Nakjo: I like the proposal. I'd also like to get a device key at the time of registration.
… the issuer, while creating the passkey, could use the key and remember it for this device.
… that would reduce step-ups not he same device
… I like this proposal as, in some sense, a special cookie that can be exchanged via the merchant without having a direct issuer connection at authentication time.

<Zakim> Ian, you wanted to ask about relationship to cookies (3p access, persistence) and to ask whether 3DS would need to be modified for this and to suggest device key creation at creation time as well to identify current device and to ask about regulatory satisfaction

ian: this would be available in a third party context so better than cookies
… it would be good to be relatively long-lived (but still clearable)
… if there is another key, do we have to modify 3DS?
… I was also going to suggest device key creation at key creation time
… do we have a sense of whether this would meet regulatory requirements?

JeanLuc: Thank you for this proposal. It's close to DBSC. Can we trigger the same key outside of SPC authentication?
… there's a step where the issuer would like to identify the device (as is done with DBSC)

stephen: In the initial proposal, there would not be a way. But we could look at whether the key might be available via DBSC.

JeanLuc: DBSC+CHIPS in an iframe could work. If issuer could use the same SPC key to recognize the device and not trigger step-up that would be nice.
… note that DBSC also involves a direct connection to a RP; we could imagine the issuer as an endpoint and the issuer could do device recognition.

Stephen: Both Ian and Rick thought DBSC should be characterized as distinct from this SPC proposal; not sure myself.

JeanLuc: One question is how to do key renewal

JeanLuc: The issuer might record a chain of device keys over time. Will the issuer have information about key renewal?

Stephen: I have not contemplated that.
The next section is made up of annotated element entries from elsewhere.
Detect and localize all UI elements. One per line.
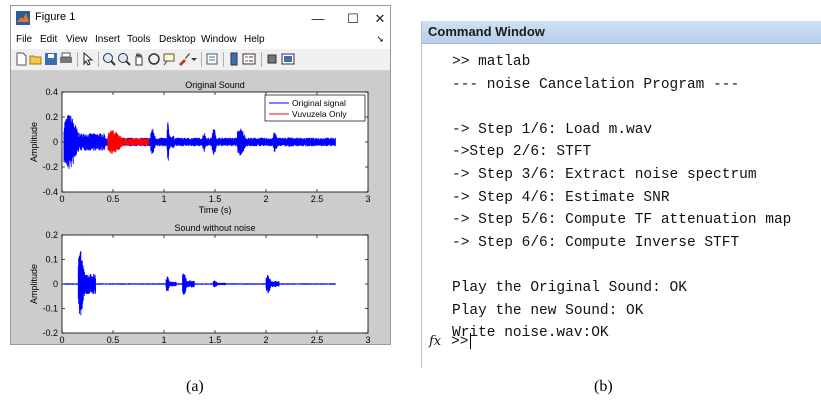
command-output: >> matlab --- noise Cancelation Program … [452, 51, 821, 345]
caption-a: (a) [186, 378, 204, 395]
y-tick-label: -0.4 [42, 187, 58, 197]
x-tick-label: 2 [263, 335, 268, 344]
menu-tools[interactable]: Tools [127, 34, 150, 45]
x-tick-label: 0.5 [107, 194, 120, 204]
x-tick-label: 1 [161, 194, 166, 204]
figure-toolbar [11, 49, 390, 71]
legend: Original signalVuvuzela Only [264, 94, 366, 122]
y-tick-label: -0.2 [42, 328, 58, 338]
zoom-out-icon[interactable] [117, 52, 131, 66]
command-line: Play the Original Sound: OK [452, 279, 687, 296]
y-tick-label: 0.1 [45, 255, 58, 265]
legend-icon[interactable] [242, 52, 256, 66]
y-tick-label: 0.2 [45, 230, 58, 240]
menu-edit[interactable]: Edit [40, 34, 57, 45]
figure-window: Figure 1 — ☐ ✕ File Edit View Insert Too… [10, 5, 391, 345]
y-tick-label: 0.2 [45, 112, 58, 122]
toolbar-separator [261, 52, 262, 67]
x-tick-label: 2.5 [311, 194, 324, 204]
command-line: Play the new Sound: OK [452, 302, 644, 319]
menu-overflow-icon[interactable]: ➘ [376, 34, 384, 45]
minimize-button[interactable]: — [301, 6, 335, 31]
legend-entry: Original signal [292, 98, 346, 108]
text-cursor [470, 333, 472, 350]
command-window[interactable]: Command Window >> matlab --- noise Cance… [421, 21, 821, 368]
y-axis-label: Amplitude [29, 264, 39, 304]
axes-title: Sound without noise [174, 223, 255, 233]
brush-dropdown-icon[interactable] [190, 52, 198, 66]
plots-area: 0 0.5 1 1.5 2 2.5 30.40.20-0.2-0.4Original Sou… [29, 80, 371, 344]
x-tick-label: 3 [365, 335, 370, 344]
print-icon[interactable] [59, 52, 73, 66]
pan-icon[interactable] [132, 52, 146, 66]
legend-entry: Vuvuzela Only [292, 109, 347, 119]
brush-icon[interactable] [177, 52, 191, 66]
figure-titlebar: Figure 1 — ☐ ✕ [11, 6, 390, 31]
prompt-symbol: >> [451, 334, 469, 350]
toolbar-separator [77, 52, 78, 67]
command-line: >> matlab [452, 54, 531, 70]
y-tick-label: 0.4 [45, 87, 58, 97]
data-cursor-icon[interactable] [162, 52, 176, 66]
y-axis-label: Amplitude [29, 122, 39, 162]
link-plot-icon[interactable] [205, 52, 219, 66]
figure-canvas: 0 0.5 1 1.5 2 2.5 3 0.4 0.2 0 -0.2 -0.4 Original Sou… [11, 71, 390, 344]
command-line [452, 254, 821, 277]
menu-desktop[interactable]: Desktop [159, 34, 196, 45]
new-figure-icon[interactable] [14, 52, 28, 66]
hide-plot-tools-icon[interactable] [265, 52, 279, 66]
command-line: -> Step 5/6: Compute TF attenuation map [452, 212, 792, 229]
command-line: --- noise Cancelation Program --- [452, 76, 740, 93]
figure-title: Figure 1 [35, 11, 76, 23]
menu-insert[interactable]: Insert [95, 34, 120, 45]
command-line: -> Step 3/6: Extract noise spectrum [452, 166, 757, 183]
x-tick-label: 2.5 [311, 335, 324, 344]
menu-file[interactable]: File [16, 34, 32, 45]
save-icon[interactable] [44, 52, 58, 66]
matlab-logo-icon [16, 11, 30, 25]
menu-view[interactable]: View [66, 34, 88, 45]
caption-b: (b) [594, 378, 613, 395]
x-tick-label: 1.5 [209, 335, 222, 344]
command-line: Write noise.wav:OK [452, 325, 609, 342]
zoom-in-icon[interactable] [102, 52, 116, 66]
colorbar-icon[interactable] [227, 52, 241, 66]
y-tick-label: -0.1 [42, 304, 58, 314]
command-prompt[interactable]: >> [451, 331, 472, 353]
y-tick-label: 0 [53, 279, 58, 289]
x-tick-label: 0 [59, 335, 64, 344]
rotate-icon[interactable] [147, 52, 161, 66]
command-line: -> Step 1/6: Load m.wav [452, 121, 653, 138]
show-plot-tools-icon[interactable] [281, 52, 295, 66]
command-window-header: Command Window [422, 21, 821, 44]
toolbar-separator [98, 52, 99, 67]
command-line: -> Step 4/6: Estimate SNR [452, 189, 670, 206]
x-tick-label: 0.5 [107, 335, 120, 344]
x-tick-label: 1.5 [209, 194, 222, 204]
menu-help[interactable]: Help [244, 34, 265, 45]
command-line: ->Step 2/6: STFT [452, 144, 592, 161]
x-tick-label: 1 [161, 335, 166, 344]
toolbar-separator [223, 52, 224, 67]
toolbar-separator [201, 52, 202, 67]
open-file-icon[interactable] [29, 52, 43, 66]
command-window-title: Command Window [428, 24, 545, 39]
menu-window[interactable]: Window [201, 34, 237, 45]
x-tick-label: 3 [365, 194, 370, 204]
function-browser-icon[interactable]: fx [429, 334, 441, 349]
y-tick-label: 0 [53, 137, 58, 147]
command-line [452, 96, 821, 119]
y-tick-label: -0.2 [42, 162, 58, 172]
pointer-icon[interactable] [81, 52, 95, 66]
figure-menubar: File Edit View Insert Tools Desktop Wind… [11, 31, 390, 49]
command-line: -> Step 6/6: Compute Inverse STFT [452, 234, 740, 251]
x-tick-label: 2 [263, 194, 268, 204]
axes-title: Original Sound [185, 80, 245, 90]
close-button[interactable]: ✕ [363, 6, 397, 31]
x-axis-label: Time (s) [199, 205, 232, 215]
x-tick-label: 0 [59, 194, 64, 204]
We get into concerns, however, about reinventing the wheel.
… each API has its own way of doing key management.

JeanLuc: Would this work in a custom tab?

Stephen: yes

Web Monetization topic

Adrian Hope-Bailie slides

AdrianHB_: This relates to Web Monetization, being incubated in a CG.
… it's a declarative API for receiving payments at a Web site
… an important use cases is very low value payments without user interactions

[Slide shows payment flow]

AdrianHB_: The browser authenticates with signed http requests.

[Current provisioning and transaction flow slide]

AdrianHB_: Key is more of a session key than an authentication key.

[We review different proposals for key management]

[Ian thinks AHB should check out https://github.com/WICG/dbsc/blob/main/README.md ]

<Fahad> Looks like a good use-case fit for DBSC, no?

AdrianHB_: DBSC only gets us half way. We want the request signed; not just the challenge.

<Zakim> Gerhard, you wanted to ask about https://datatracker.ietf.org/doc/rfc9421/ and to ask Are you using https://datatracker.ietf.org/doc/rfc9421/

AdrianHB_: We're proposing that, for Web Monetization, the browsers would use that to make calls to the wallet as a way for the browser to identify itself
… GNAP has a bunch of ways for clients to authenticate themselves; this ties in nicely to the browser-as-client with keys

Gerhard: FedCM does some of this

Next meeting

6 June. We will return to the topic of recent news regarding payments and passkeys.

Minutes manually created (not a transcript), formatted by scribe.perl version 221 (Fri Jul 21 14:01:30 2023 UTC).